Friday, 12 April 2013

Grease that rusty guillotine

Dominique Moïsi compares François Hollande with Louis XVI and warns that if he (Hollande) does not learn his history lessons he will have to face the consequences. That's great. By that I don't mean the apparently imminent execution of Hollande but the fact that this is finally a historical comparison that does not involve Heinrich Brüning or the rise of fascism in the 30s. But there are some points that remain unclear in Moïsi's argument. I have done some comparisons of 18th history with the present myself. That kind of long term comparison is often tempting, sometimes illuminating, but always tricky because of huge differences in the historical context.

Moïsi's main point is that the 'Ancien regime ... fell ... when the privileges of the aristocracy were no longer perceived as the counterpart to services rendered to society' and that we are seeing a similar situation today. This, he thinks, is the sign of deep crisis of the political system. 

The first question that I would like to ask Moïsi is how deep he thinks the political crisis is today in comparison to the late 18th century. My impression is that if growth rates were to pick up again from tomorrow we would see the talk about a political crisis in France disappear rather quickly. Before the French Revolution there were a few bad harvests, but most historians would agree that even with extraordinary harvests the Ancien Régime would not have survived because its structural problems were to big. 

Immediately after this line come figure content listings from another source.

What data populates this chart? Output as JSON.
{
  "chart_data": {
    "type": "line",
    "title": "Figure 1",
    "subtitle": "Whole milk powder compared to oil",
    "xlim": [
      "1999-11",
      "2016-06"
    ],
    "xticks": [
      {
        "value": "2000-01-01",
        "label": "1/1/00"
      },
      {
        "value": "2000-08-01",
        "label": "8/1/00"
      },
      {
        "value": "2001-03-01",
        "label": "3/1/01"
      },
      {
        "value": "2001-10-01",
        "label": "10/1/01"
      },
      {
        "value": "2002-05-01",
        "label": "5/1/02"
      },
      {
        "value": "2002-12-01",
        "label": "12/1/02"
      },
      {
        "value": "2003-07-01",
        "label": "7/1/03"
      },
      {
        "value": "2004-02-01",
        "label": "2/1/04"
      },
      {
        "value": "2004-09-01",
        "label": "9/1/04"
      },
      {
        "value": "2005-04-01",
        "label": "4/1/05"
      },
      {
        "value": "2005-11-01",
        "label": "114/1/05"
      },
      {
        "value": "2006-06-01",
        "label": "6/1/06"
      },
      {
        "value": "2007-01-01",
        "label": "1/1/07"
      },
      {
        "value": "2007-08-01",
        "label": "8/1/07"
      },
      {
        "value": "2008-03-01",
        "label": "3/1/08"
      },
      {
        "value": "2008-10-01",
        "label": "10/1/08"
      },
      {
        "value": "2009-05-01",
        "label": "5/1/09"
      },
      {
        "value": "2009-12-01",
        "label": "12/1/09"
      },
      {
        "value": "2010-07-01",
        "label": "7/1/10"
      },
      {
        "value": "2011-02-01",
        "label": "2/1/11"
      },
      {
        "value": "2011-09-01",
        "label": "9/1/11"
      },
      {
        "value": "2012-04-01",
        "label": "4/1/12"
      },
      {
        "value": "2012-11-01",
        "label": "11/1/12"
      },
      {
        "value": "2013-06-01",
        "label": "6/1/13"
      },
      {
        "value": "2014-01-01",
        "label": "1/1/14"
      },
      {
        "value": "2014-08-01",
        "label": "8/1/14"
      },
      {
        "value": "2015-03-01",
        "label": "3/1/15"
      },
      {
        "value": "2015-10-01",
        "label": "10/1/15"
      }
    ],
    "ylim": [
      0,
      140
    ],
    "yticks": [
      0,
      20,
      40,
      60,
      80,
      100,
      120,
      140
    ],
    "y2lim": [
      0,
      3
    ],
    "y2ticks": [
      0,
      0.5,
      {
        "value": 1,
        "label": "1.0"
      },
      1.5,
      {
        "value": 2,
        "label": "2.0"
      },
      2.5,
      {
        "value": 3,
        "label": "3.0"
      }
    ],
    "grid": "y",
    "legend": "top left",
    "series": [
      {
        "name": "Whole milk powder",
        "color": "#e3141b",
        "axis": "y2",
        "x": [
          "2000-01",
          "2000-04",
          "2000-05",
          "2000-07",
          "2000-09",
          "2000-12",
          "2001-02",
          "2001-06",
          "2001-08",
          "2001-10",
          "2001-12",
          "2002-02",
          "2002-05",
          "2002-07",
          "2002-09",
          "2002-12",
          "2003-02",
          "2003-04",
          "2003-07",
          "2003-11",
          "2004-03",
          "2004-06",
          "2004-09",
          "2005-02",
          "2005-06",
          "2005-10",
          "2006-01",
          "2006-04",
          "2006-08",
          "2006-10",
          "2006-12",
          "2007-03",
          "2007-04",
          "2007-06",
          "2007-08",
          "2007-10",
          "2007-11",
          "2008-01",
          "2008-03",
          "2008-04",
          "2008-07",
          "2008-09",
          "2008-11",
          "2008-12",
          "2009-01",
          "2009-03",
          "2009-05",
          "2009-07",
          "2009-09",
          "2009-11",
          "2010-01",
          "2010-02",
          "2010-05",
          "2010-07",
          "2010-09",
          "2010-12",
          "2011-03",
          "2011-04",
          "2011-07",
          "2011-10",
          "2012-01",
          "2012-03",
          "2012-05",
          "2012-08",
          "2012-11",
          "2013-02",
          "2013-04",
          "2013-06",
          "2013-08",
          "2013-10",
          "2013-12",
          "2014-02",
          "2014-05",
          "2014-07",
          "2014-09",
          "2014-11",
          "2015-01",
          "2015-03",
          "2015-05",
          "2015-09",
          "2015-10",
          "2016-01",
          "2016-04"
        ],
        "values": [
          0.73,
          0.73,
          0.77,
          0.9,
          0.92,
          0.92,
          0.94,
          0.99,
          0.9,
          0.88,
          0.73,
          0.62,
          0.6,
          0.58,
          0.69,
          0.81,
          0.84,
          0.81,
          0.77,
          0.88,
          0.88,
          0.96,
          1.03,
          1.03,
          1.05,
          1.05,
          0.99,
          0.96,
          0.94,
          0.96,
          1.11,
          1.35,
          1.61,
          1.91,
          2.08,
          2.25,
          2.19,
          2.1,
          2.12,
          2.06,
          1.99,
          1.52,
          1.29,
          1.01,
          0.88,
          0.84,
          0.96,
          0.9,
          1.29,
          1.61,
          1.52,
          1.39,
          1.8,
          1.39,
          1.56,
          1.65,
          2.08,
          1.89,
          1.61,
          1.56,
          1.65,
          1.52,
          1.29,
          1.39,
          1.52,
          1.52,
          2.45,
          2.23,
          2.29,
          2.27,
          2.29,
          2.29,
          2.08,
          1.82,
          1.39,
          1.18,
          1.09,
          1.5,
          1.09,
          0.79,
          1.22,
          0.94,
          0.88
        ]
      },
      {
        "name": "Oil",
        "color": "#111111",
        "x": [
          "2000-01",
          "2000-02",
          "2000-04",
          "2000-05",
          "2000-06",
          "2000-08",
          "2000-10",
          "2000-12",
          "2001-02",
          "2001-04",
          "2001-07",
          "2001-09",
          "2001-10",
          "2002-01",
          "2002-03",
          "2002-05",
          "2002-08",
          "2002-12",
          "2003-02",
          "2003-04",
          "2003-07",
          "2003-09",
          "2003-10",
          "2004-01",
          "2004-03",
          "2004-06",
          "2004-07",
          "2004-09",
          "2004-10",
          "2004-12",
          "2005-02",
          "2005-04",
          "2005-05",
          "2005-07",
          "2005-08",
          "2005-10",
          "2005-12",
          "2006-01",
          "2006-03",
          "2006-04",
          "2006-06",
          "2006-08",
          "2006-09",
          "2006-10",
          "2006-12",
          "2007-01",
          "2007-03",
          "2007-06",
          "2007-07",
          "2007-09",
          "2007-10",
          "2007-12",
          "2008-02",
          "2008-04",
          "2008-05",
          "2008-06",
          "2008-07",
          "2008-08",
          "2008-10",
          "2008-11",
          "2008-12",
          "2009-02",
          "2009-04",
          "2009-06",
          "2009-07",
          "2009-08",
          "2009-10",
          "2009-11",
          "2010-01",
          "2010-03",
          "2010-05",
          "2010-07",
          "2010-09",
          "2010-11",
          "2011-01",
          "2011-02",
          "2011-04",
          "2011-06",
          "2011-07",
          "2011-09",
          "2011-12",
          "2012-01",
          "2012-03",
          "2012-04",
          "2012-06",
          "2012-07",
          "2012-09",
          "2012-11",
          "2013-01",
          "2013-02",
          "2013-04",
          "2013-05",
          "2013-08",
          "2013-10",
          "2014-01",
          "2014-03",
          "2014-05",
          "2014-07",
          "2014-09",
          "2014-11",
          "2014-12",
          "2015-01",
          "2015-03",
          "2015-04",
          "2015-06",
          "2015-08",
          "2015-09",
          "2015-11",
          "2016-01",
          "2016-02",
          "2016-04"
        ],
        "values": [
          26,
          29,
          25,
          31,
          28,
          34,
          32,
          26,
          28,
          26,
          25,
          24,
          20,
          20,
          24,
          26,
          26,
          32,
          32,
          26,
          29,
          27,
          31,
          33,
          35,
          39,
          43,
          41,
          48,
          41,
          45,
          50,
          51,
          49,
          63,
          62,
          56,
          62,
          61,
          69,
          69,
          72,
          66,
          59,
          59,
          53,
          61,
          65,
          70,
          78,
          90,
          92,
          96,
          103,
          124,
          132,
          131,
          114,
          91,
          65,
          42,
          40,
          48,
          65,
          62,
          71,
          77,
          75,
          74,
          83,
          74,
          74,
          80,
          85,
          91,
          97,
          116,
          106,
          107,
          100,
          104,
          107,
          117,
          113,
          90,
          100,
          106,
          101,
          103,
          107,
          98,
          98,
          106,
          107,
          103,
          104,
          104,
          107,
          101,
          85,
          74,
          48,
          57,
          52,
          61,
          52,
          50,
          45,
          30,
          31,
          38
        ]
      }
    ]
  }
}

This leads to the question of whether there are any structural problems today that are comparable to those under the Ancien Régime. Moïsi seems to think so, but does not really spell out what he means. So let me give this a shot:

The main obstacle to resolving the debt crisis of the French state were the fiscal priviliges of the aristocracy and the church. Their near complete exemption from taxation meant that a substantial part of revenues could not be taxed. Taxation on the revenues that could be taxed therefore became oppressive. In the words of Michael Kwass the Ancien Régime was a 'welfare state for the rich'. But government revenue still remained too low to provide for the increasing expenses, mainly for warfare. This was clear to most contemporaries but the political structure of the Ancien Regime meant that this could not be changed. Those who were unhappy with the status quo had not political power and those who had political power were quite happy to leave things as they were. Political elites used their political power to protect their economic privileges, thereby undermining the stability of the whole system. Of course the collapse of the Ancien Régime was not only a fiscal matter, but it was one of the central problem. 

What about today? Are there similar structural problems that prevent a solution of the current debt crisis? I would say yes but in a roundabout way. In most industrialised countries, the policies of the last decades have led to shift of the tax burden from the rich to the poor. At the same time, wealth and incomes have been redistributed from in the opposite direction. There may be some effect of this shift on overall government revenue. This may be a similarity to the Ancien Régiem. But I would argue that this development resulted mainly in a shift of the tax burden that left overall government revenues intact. The real problem lies in an other effect of growing inequality: domestic demand is depressed and growth remains sluggish. Over the last decades the solution in many economies was increasing private debt but this creates problems of its own of which we are now well aware. So, I would agree that the fiscal policies put into place by today's political elites in the interest of economic elites let to the current crisis. But the mechanism is more complex than in the 18th century. 

However, as perceptive readers will have spotted, there's a missing link in this argument. In the 18th century economic and political elites were to a large degree congruent. It's easy to see why the Duke of Orleans would and could oppose fiscal reform. He was both an extremely wealthy man and the brother of the king. But today's political elite is--which a few notable exceptions--not part of the economic elite. It is therefore much more difficult to explain why policies that benefit the economic elite are put in place. Is it because politicians are slaves to the ideas of defunct economists? Hayek and Friedman in this case? But this merely begs the question of why they're not slaves to defunct economists with different views. Or do party donations play a role in shifting political power from the masses the elite? More questions than I can answer in one blog post. But worthwhile thinking about.